I recently replaced the motherboard in my Dell XPS 200 with an identical model MF 252. When I turned it on it asked me to enter the Service Tag number, which I did. The number that it recorded was incorrect and it will not allow me to change it. Is there any way to correct this?


----------



## pip22 (Aug 22, 2004)

Looks like you're out of luck. All the info I found says you only get one shot at changing or entering the service tag. After that you have to contact Dell technical support.


----------



## sobeit (Nov 11, 2007)

looks like you need svctag.exe to change it. 

Try ftp1.us.dell.com/utility/


----------



## linderman (May 20, 2005)

I have had to change bios chips before to beat this issue

*Dell will put you thru hell*

for more information:

:: BIOSMAN :: BIOS Updates : BIOS chips : BIOS recovery : AWARD : PHOENIX : AMI : BIOS replacement : Thumb Drives : Minoru 3D Webcam


----------



## linderman (May 20, 2005)

sobeit said:


> looks like you need svctag.exe to change it.
> 
> Try ftp1.us.dell.com/utility/




searching for dell tool svctag.exe - General-Laptops-Notebooks - Laptops-Notebooks



The "user" version or publicly available version will allow you to set 
a service tag on a machine that has never had the service tag set 
(i.e. it is blank).

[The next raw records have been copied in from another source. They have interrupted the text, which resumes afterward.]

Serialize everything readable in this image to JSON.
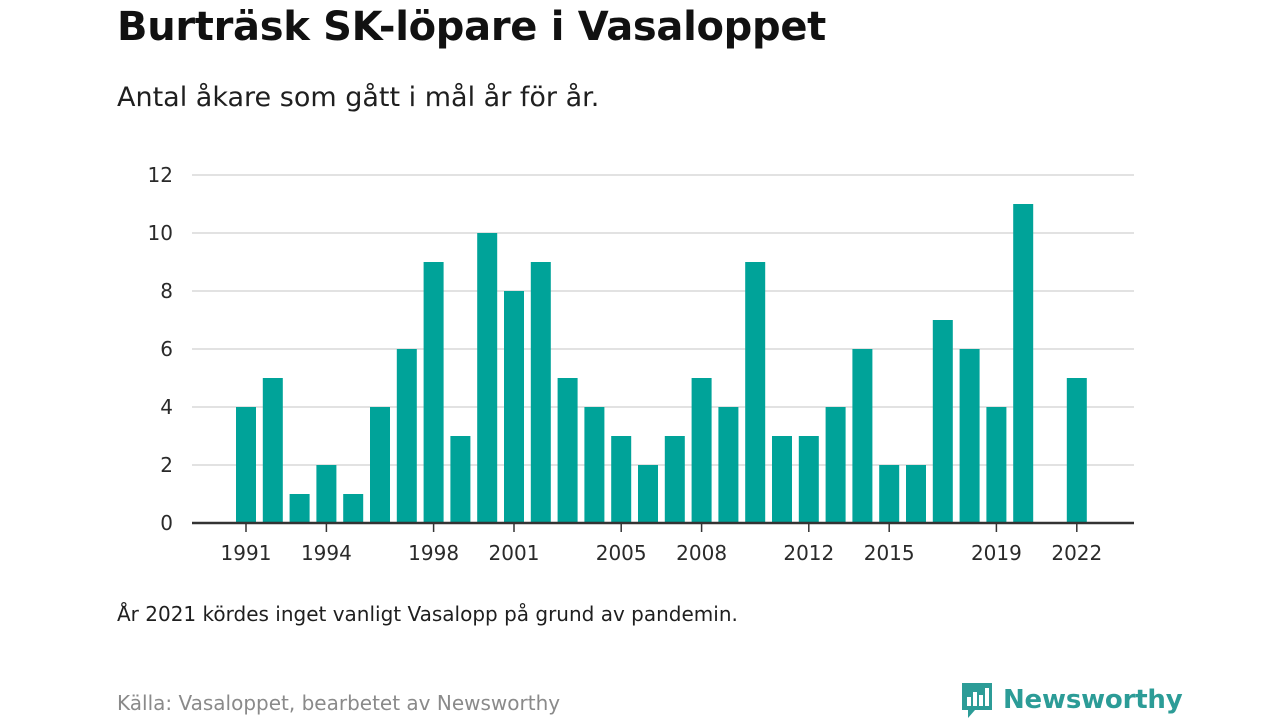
{
  "title": "Burträsk SK-löpare i Vasaloppet",
  "subtitle": "Antal åkare som gått i mål år för år.",
  "note": "År 2021 kördes inget vanligt Vasalopp på grund av pandemin.",
  "source": "Källa: Vasaloppet, bearbetet av Newsworthy",
  "brand": {
    "name": "Newsworthy",
    "logo_icon": "bar-chart-speech-bubble-icon"
  },
  "colors": {
    "bar": "#00a399",
    "grid": "#d9d9d9",
    "axis": "#333333",
    "brand": "#2c9c97"
  },
  "chart_data": {
    "type": "bar",
    "x": [
      1991,
      1992,
      1993,
      1994,
      1995,
      1996,
      1997,
      1998,
      1999,
      2000,
      2001,
      2002,
      2003,
      2004,
      2005,
      2006,
      2007,
      2008,
      2009,
      2010,
      2011,
      2012,
      2013,
      2014,
      2015,
      2016,
      2017,
      2018,
      2019,
      2020,
      2022
    ],
    "values": [
      4,
      5,
      1,
      2,
      1,
      4,
      6,
      9,
      3,
      10,
      8,
      9,
      5,
      4,
      3,
      2,
      3,
      5,
      4,
      9,
      3,
      3,
      4,
      6,
      2,
      2,
      7,
      6,
      4,
      11,
      5
    ],
    "x_ticks": [
      1991,
      1994,
      1998,
      2001,
      2005,
      2008,
      2012,
      2015,
      2019,
      2022
    ],
    "y_ticks": [
      0,
      2,
      4,
      6,
      8,
      10,
      12
    ],
    "xlim": [
      1991,
      2022
    ],
    "ylim": [
      0,
      12
    ],
    "grid": "horizontal",
    "xlabel": "",
    "ylabel": ""
  }
}
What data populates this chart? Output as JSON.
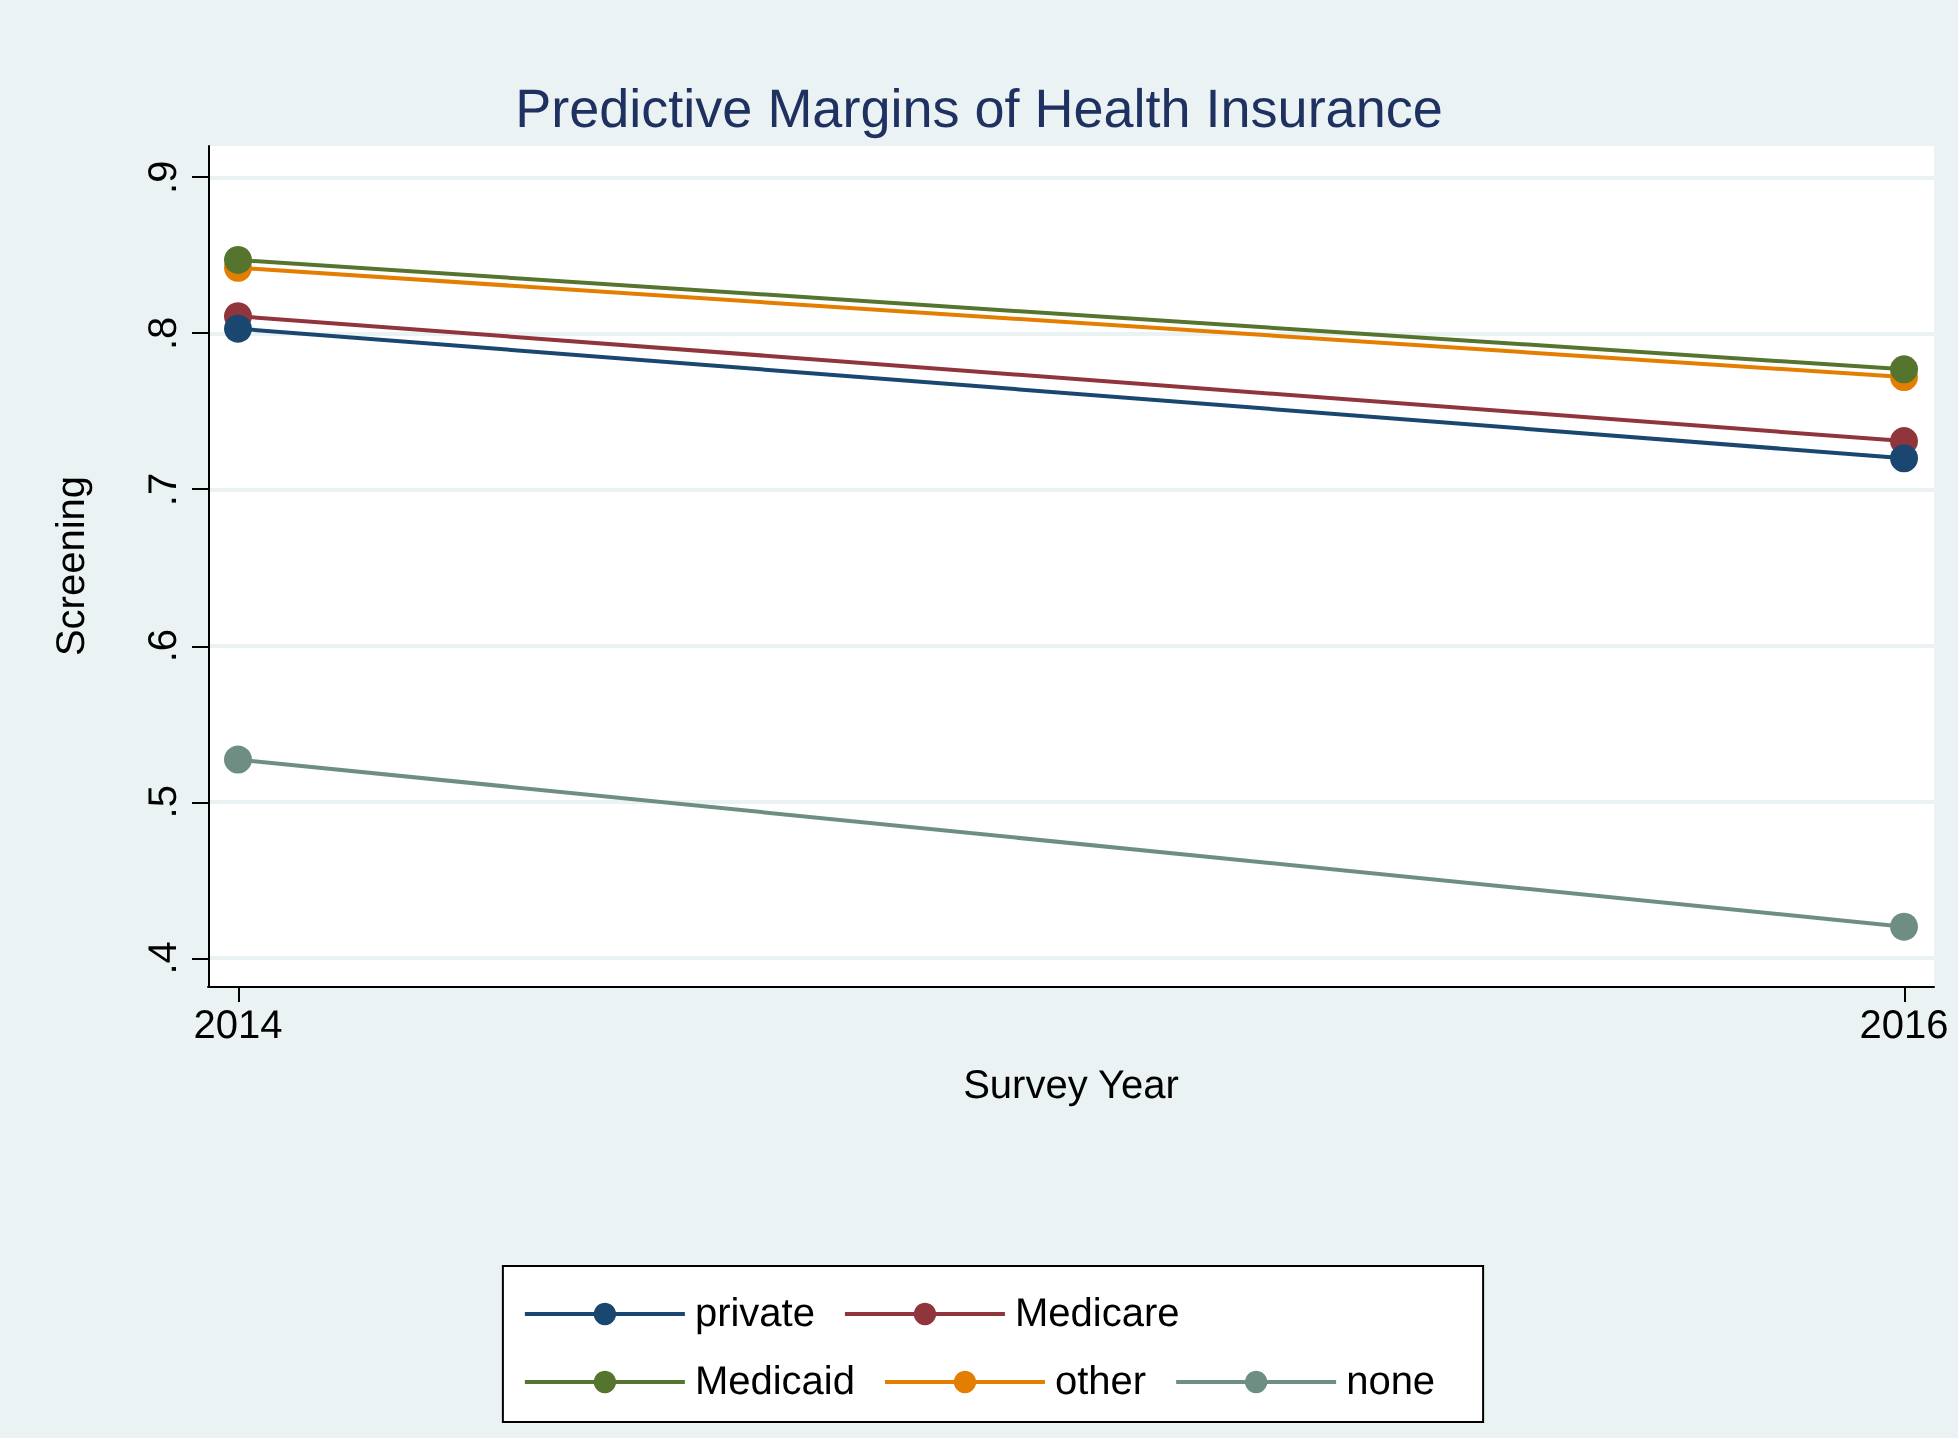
{
  "chart_data": {
    "type": "line",
    "title": "Predictive Margins of Health Insurance",
    "xlabel": "Survey Year",
    "ylabel": "Screening",
    "x": [
      2014,
      2016
    ],
    "xlim": [
      2013.964,
      2016.036
    ],
    "xticks": [
      2014,
      2016
    ],
    "ylim": [
      0.382,
      0.92
    ],
    "yticks": [
      {
        "value": 0.4,
        "label": ".4"
      },
      {
        "value": 0.5,
        "label": ".5"
      },
      {
        "value": 0.6,
        "label": ".6"
      },
      {
        "value": 0.7,
        "label": ".7"
      },
      {
        "value": 0.8,
        "label": ".8"
      },
      {
        "value": 0.9,
        "label": ".9"
      }
    ],
    "grid": "y",
    "legend": "bottom",
    "marker": "circle",
    "line_style": "solid",
    "series": [
      {
        "name": "private",
        "color": "#1a476f",
        "values": [
          0.803,
          0.72
        ]
      },
      {
        "name": "Medicare",
        "color": "#90353b",
        "values": [
          0.811,
          0.731
        ]
      },
      {
        "name": "Medicaid",
        "color": "#55752f",
        "values": [
          0.847,
          0.777
        ]
      },
      {
        "name": "other",
        "color": "#e37e00",
        "values": [
          0.842,
          0.772
        ]
      },
      {
        "name": "none",
        "color": "#6e8e84",
        "values": [
          0.527,
          0.42
        ]
      }
    ]
  }
}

It will allow you to set it once and once only. 
After that you need the internal dell version which includes the 
necessary exe's to remove the service tags. 

*The other approach is to locate the necessary eeprom chip on the 
motherboard and short the necessary pins in order to reset the chip, 
this will blank the service tag and allow you to set a new one. *This option requires a good knowledge of taking dell laptops to bit's. 
If you sign up to their DCSE site you can get good materials there


----------